CUDNN_STATUS_EXECUTION_FAILED error runtime

Traceback (most recent call last):
File “main.py”, line 46, in
main(config, args)
File “main.py”, line 19, in main
Mission.train()
File “/opt/notebooks/TextZoom/src/interfaces/super_resolution.py”, line 33, in train
model_dict = self.generator_init()
File “/opt/notebooks/TextZoom/src/interfaces/base.py”, line 149, in generator_init
model = model.to(self.device)
File “/root/.conda/envs/textZoom/lib/python3.6/site-packages/torch/nn/modules/module.py”, line 381, in to
return self._apply(convert)
File “/root/.conda/envs/textZoom/lib/python3.6/site-packages/torch/nn/modules/module.py”, line 187, in _apply
module._apply(fn)
File “/root/.conda/envs/textZoom/lib/python3.6/site-packages/torch/nn/modules/module.py”, line 187, in _apply
module._apply(fn)
File “/root/.conda/envs/textZoom/lib/python3.6/site-packages/torch/nn/modules/module.py”, line 187, in _apply
module._apply(fn)
File “/root/.conda/envs/textZoom/lib/python3.6/site-packages/torch/nn/modules/rnn.py”, line 117, in _apply
self.flatten_parameters()
File “/root/.conda/envs/textZoom/lib/python3.6/site-packages/torch/nn/modules/rnn.py”, line 113, in flatten_parameters
self.batch_first, bool(self.bidirectional))
RuntimeError: cuDNN error: CUDNN_STATUS_EXECUTION_FAILED

I’m facing this problem. Do you have any suggestion?

See if this helps.

https://pytorch.org/docs/stable/generated/torch.nn.LSTM.html

WARNING

There are known non-determinism issues for RNN functions on some versions of cuDNN and CUDA. You can enforce deterministic behavior by setting the following environment variables:

On CUDA 10.1, set environment variable CUDA_LAUNCH_BLOCKING=1. This may affect performance.
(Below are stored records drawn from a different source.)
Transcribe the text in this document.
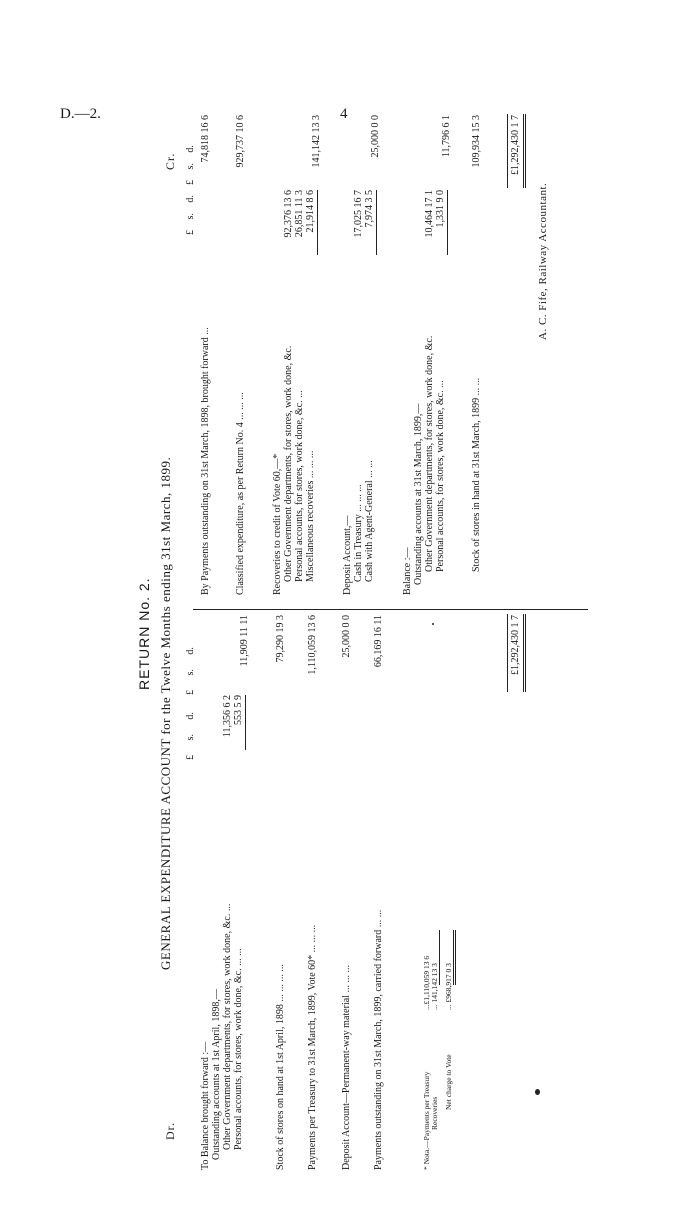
D.—2.	4
RETURN No. 2. GENERAL EXPENDITURE ACCOUNT for the Twelve Months ending 31st March, 1899.
Dr.
Cr.
£ s. d.
£ s. d.
£ s. d.
£ s. d.
To Balance brought forward :— Outstanding accounts at 1st April, 1898,— Other Government departments, for stores, work done, &c. ...
11,356 6 2
Personal accounts, for stores, work done, &c. ... ...
553 5 9
11,909 11 11
Stock of stores on hand at 1st April, 1898 ... ... ... ...
79,290 19 3
Payments per Treasury to 31st March, 1899, Vote 60* ... ... ...
1,110,059 13 6
Deposit Account—Permanent-way material ... ... ...
25,000 0 0
Payments outstanding on 31st March, 1899, carried forward ... ...
66,169 16 11
* Nota.—Payments per Treasury
...£1,110,059 13 6
Recoveries
... 141,142 13 3
Net charge to Vote
... £968,917 0 3
£1,292,430 1 7
By Payments outstanding on 31st March, 1898, brought forward ...
74,818 16 6
Classified expenditure, as per Return No. 4 ... ... ...
929,737 10 6
Recoveries to credit of Vote 60,—* Other Government departments, for stores, work done, &c.
92,376 13 6
Personal accounts, for stores, work done, &c. ...
26,851 11 3
Miscellaneous recoveries ... ... ...
21,914 8 6
141,142 13 3
Deposit Account,— Cash in Treasury ... ... ...
17,025 16 7
Cash with Agent-General ... ...
7,974 3 5
25,000 0 0
Balance :— Outstanding accounts at 31st March, 1899,— Other Government departments, for stores, work done, &c.
10,464 17 1
Personal accounts, for stores, work done, &c. ...
1,331 9 0
11,796 6 1
Stock of stores in hand at 31st March, 1899 ... ...
109,934 15 3	£1,292,430 1 7
A. C. Fife, Railway Accountant.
On CUDA 10.2 or later, set environment variable (note the leading colon symbol) CUBLAS_WORKSPACE_CONFIG=:16:8 or CUBLAS_WORKSPACE_CONFIG=:4096:2.

See the cuDNN 8 Release Notes for more information.

Could you post an executable code snippet to reproduce this issue (model definition and input shape information might be enough) as well as information about your setup (PyTorch, CUDA, cudnn version, used GPU)?

I think that I have probably found the error because I am currently using CUDA version 11.2 with PyTorch version 1.7.1

Did you build PyTorch from source using this setup? If so, which cudnn version were you using?
A code snippet to reproduce this issue would still be needed in order to debug and fix it.